L’apparition d’un virus inconnu dans une zone très peuplée, grand carrefour de communication, au moment où les populations se déplacent pour cause de fêtes se traduit à l’évidence par autant de facteurs compliquant la maîtrise d’une épidémie. Divers scénarios sont donc toujours envisageables en fonction de la rapidité de réaction et de la qualité des mesures mises en place. Il faut demeurer sage et raisonnable pour rester efficace, s’adapter en fonction de l’évolution, informer en toute transparence, rassurer plutôt qu’alarmer. Un pays peut-il repérer les cas arrivant sur son territoire, peut-il maîtriser le risque de cas secondaires, réduire les contacts, a-t-il les moyens matériels et la volonté politique de lutter efficacement ? Autant d’éléments qui collaboreront à l’évolution de l’infection.

Pour une épidémie à virus respiratoire telle que nous la connaissons avec le coronavirus, son émergence est obligatoirement suivie d’une phase ascendante d’intensité et de durée variable, durant laquelle il est normal de voir de plus en plus de cas, d’observer chaque jour davantage de formes graves voire mortelles, en attendant un état d’équilibre, puis une dernière phase, descendante.
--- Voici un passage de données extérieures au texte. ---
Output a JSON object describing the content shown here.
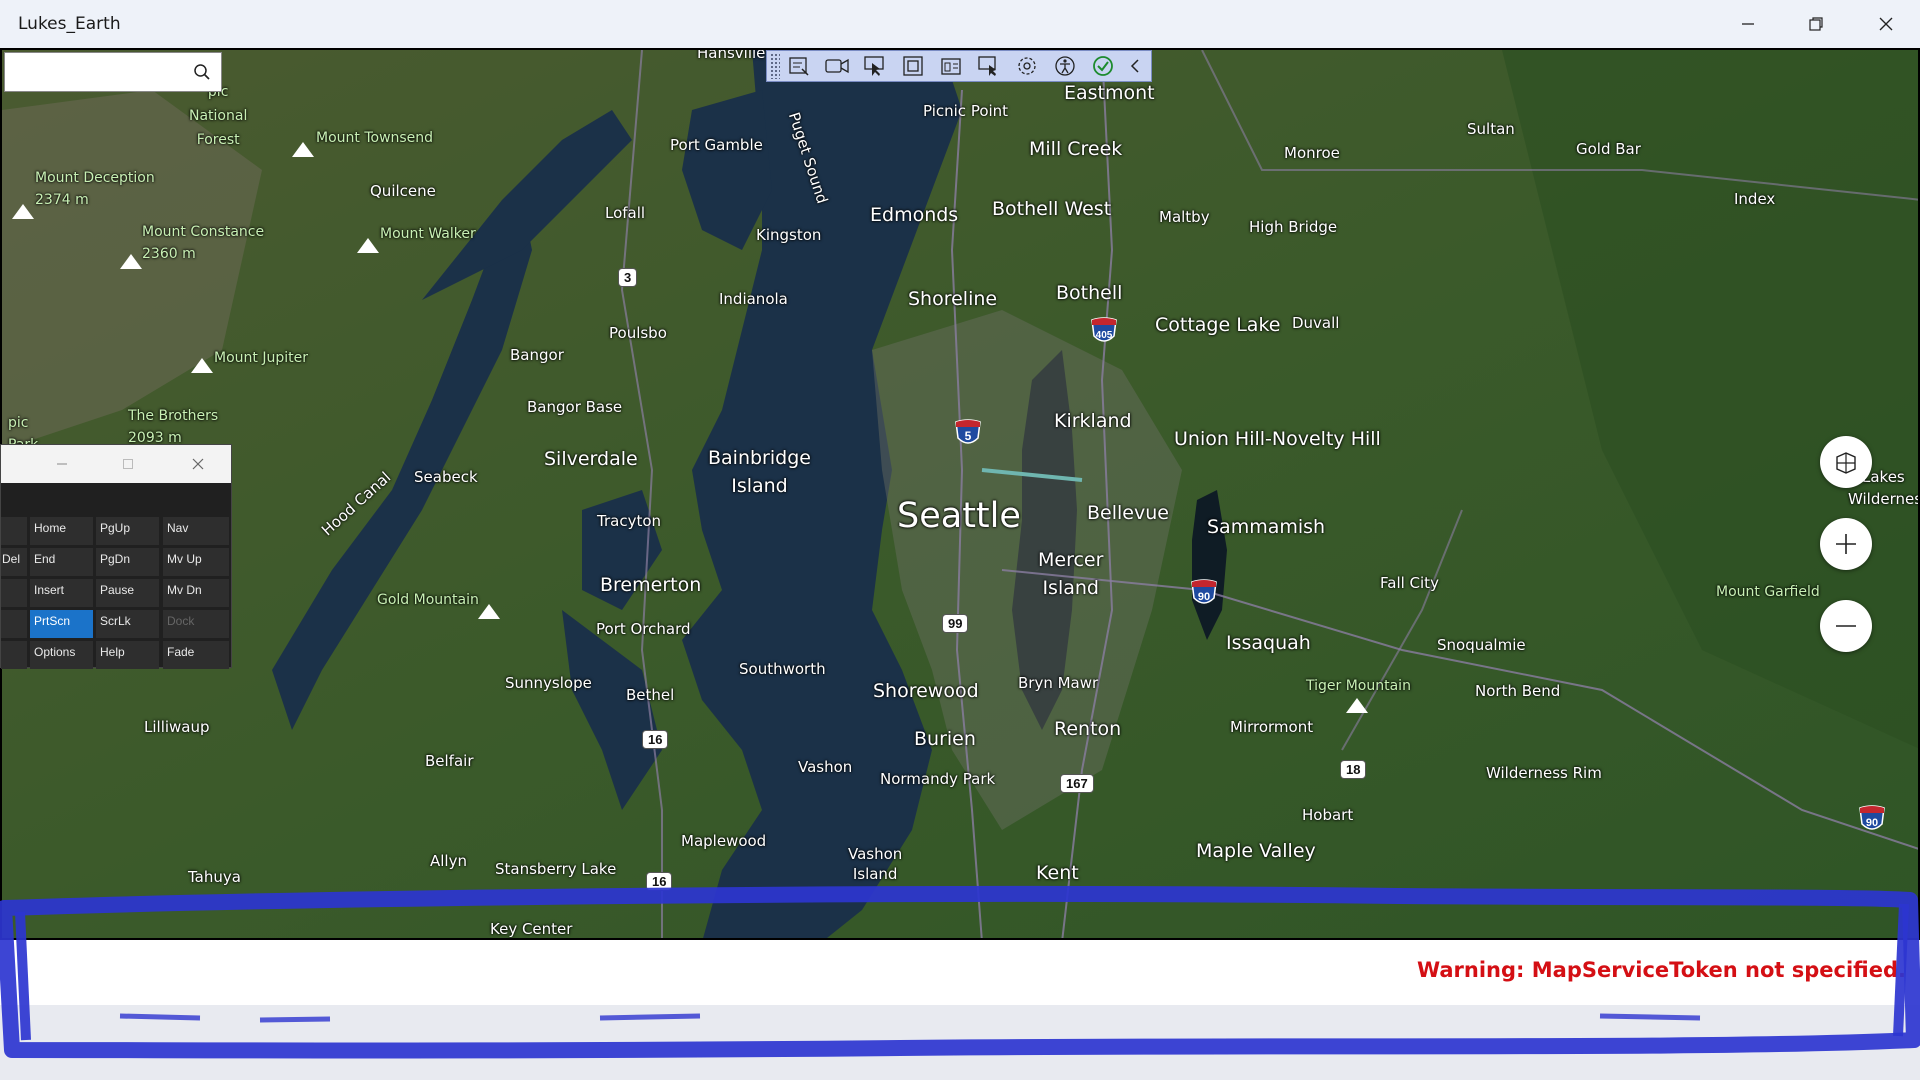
{
  "window": {
    "title": "Lukes_Earth",
    "minimize_icon": "minimize-icon",
    "maximize_icon": "restore-icon",
    "close_icon": "close-icon"
  },
  "search": {
    "value": "",
    "placeholder": "",
    "icon": "search-icon"
  },
  "toolbar": {
    "items": [
      "edit-list-icon",
      "record-icon",
      "select-pointer-icon",
      "frame-icon",
      "inspect-icon",
      "screen-select-icon",
      "track-focus-icon",
      "accessibility-icon",
      "check-icon",
      "collapse-chevron-icon"
    ]
  },
  "map_labels": {
    "hansville": "Hansville",
    "puget_sound": "Puget Sound",
    "eastmont": "Eastmont",
    "olympic_national_forest": "pic\nNational\nForest",
    "mount_townsend": "Mount Townsend",
    "picnic_point": "Picnic Point",
    "port_gamble": "Port Gamble",
    "mill_creek": "Mill Creek",
    "monroe": "Monroe",
    "sultan": "Sultan",
    "gold_bar": "Gold Bar",
    "mount_deception": "Mount Deception",
    "mount_deception_elev": "2374 m",
    "quilcene": "Quilcene",
    "edmonds": "Edmonds",
    "bothell_west": "Bothell West",
    "maltby": "Maltby",
    "high_bridge": "High Bridge",
    "index": "Index",
    "lofall": "Lofall",
    "kingston": "Kingston",
    "mount_constance": "Mount Constance",
    "mount_constance_elev": "2360 m",
    "mount_walker": "Mount Walker",
    "indianola": "Indianola",
    "shoreline": "Shoreline",
    "bothell": "Bothell",
    "cottage_lake": "Cottage Lake",
    "duvall": "Duvall",
    "poulsbo": "Poulsbo",
    "bangor": "Bangor",
    "mount_jupiter": "Mount Jupiter",
    "bangor_base": "Bangor Base",
    "the_brothers": "The Brothers",
    "the_brothers_elev": "2093 m",
    "olympic_park": "pic\nPark",
    "kirkland": "Kirkland",
    "union_hill": "Union Hill-Novelty Hill",
    "silverdale": "Silverdale",
    "bainbridge_island": "Bainbridge\nIsland",
    "seabeck": "Seabeck",
    "hood_canal": "Hood Canal",
    "seattle": "Seattle",
    "bellevue": "Bellevue",
    "tracyton": "Tracyton",
    "sammamish": "Sammamish",
    "alpine_lakes": "e Lakes\nWilderness",
    "mercer_island": "Mercer\nIsland",
    "bremerton": "Bremerton",
    "fall_city": "Fall City",
    "mount_garfield": "Mount Garfield",
    "gold_mountain": "Gold Mountain",
    "port_orchard": "Port Orchard",
    "issaquah": "Issaquah",
    "snoqualmie": "Snoqualmie",
    "southworth": "Southworth",
    "sunnyslope": "Sunnyslope",
    "bryn_mawr": "Bryn Mawr",
    "bethel": "Bethel",
    "shorewood": "Shorewood",
    "tiger_mountain": "Tiger Mountain",
    "north_bend": "North Bend",
    "lilliwaup": "Lilliwaup",
    "burien": "Burien",
    "renton": "Renton",
    "mirrormont": "Mirrormont",
    "belfair": "Belfair",
    "vashon": "Vashon",
    "normandy_park": "Normandy Park",
    "wilderness_rim": "Wilderness Rim",
    "hobart": "Hobart",
    "maplewood": "Maplewood",
    "vashon_island": "Vashon\nIsland",
    "maple_valley": "Maple Valley",
    "allyn": "Allyn",
    "tahuya": "Tahuya",
    "stansberry_lake": "Stansberry Lake",
    "kent": "Kent",
    "key_center": "Key Center"
  },
  "routes": {
    "r3": "3",
    "i405": "405",
    "i5": "5",
    "i90a": "90",
    "r99": "99",
    "r16a": "16",
    "r167": "167",
    "r18": "18",
    "r16b": "16",
    "i90b": "90"
  },
  "map_controls": {
    "style": "map-style-icon",
    "zoom_in": "zoom-in-icon",
    "zoom_out": "zoom-out-icon"
  },
  "keyboard": {
    "keys": [
      {
        "label": "Home"
      },
      {
        "label": "PgUp"
      },
      {
        "label": "Nav"
      },
      {
        "label": "Del"
      },
      {
        "label": "End"
      },
      {
        "label": "PgDn"
      },
      {
        "label": "Mv Up"
      },
      {
        "label": "Insert"
      },
      {
        "label": "Pause"
      },
      {
        "label": "Mv Dn"
      },
      {
        "label": "PrtScn"
      },
      {
        "label": "ScrLk"
      },
      {
        "label": "Dock"
      },
      {
        "label": "Options"
      },
      {
        "label": "Help"
      },
      {
        "label": "Fade"
      }
    ]
  },
  "status": {
    "warning": "Warning: MapServiceToken not specified."
  },
  "colors": {
    "annotation": "#2d35d0",
    "warning": "#d40f14",
    "key_selected": "#1b73c9"
  }
}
Mortalité chez les sujets âgés

Ceci pourrait signifier qu’en cas de poursuite de l’extension à partir du foyer initial en Chine, nous assisterions très vraisemblablement à une épidémie comparable à ce que provoquent déjà beaucoup d’infections respiratoires dues à divers virus. Compte tenu de ce que l’on sait de ce coronavirus, et sous réserve de mutations, le nombre de cas pourrait certes être élevé mais cette épidémie serait globalement bénigne. Les formes mortelles s’observent principalement chez des sujets âgés, fragilisés, les cas simples apparaissant comme de très loin les plus nombreux.

Il importe de donc relativiser les choses. La grippe sévit en France actuellement, et elle a déjà fait des morts en nombre, ce qui passe inaperçu ou presque. Soulignons aussi que nous devons apprendre à vivre avec cette menace de risque épidémique international. On mesure les progrès réalisés ces dernières décennies dans la maîtrise de la protection et de la prise en charge des populations exposées en France, mais également dans des pays initialement moins organisés. A ce sujet, rappelons la valeur du système de prise en charge original en France par l’appel systématique au 15 dès la moindre suspicion. Même si elle n’est pas absolue, cette centralisation permet de contrôler au mieux une épidémie. Chacun doit bien sûr être conscient de la nécessité civique de se signaler en suivant scrupuleusement les règles diffusées par nos autorités de santé, en n’ayant recours au 15 que pour des appels justifiés.

François Bricaire est infectiologue, professeur émérite à Sorbonne-Université, membre de l’Académie nationale de médecine.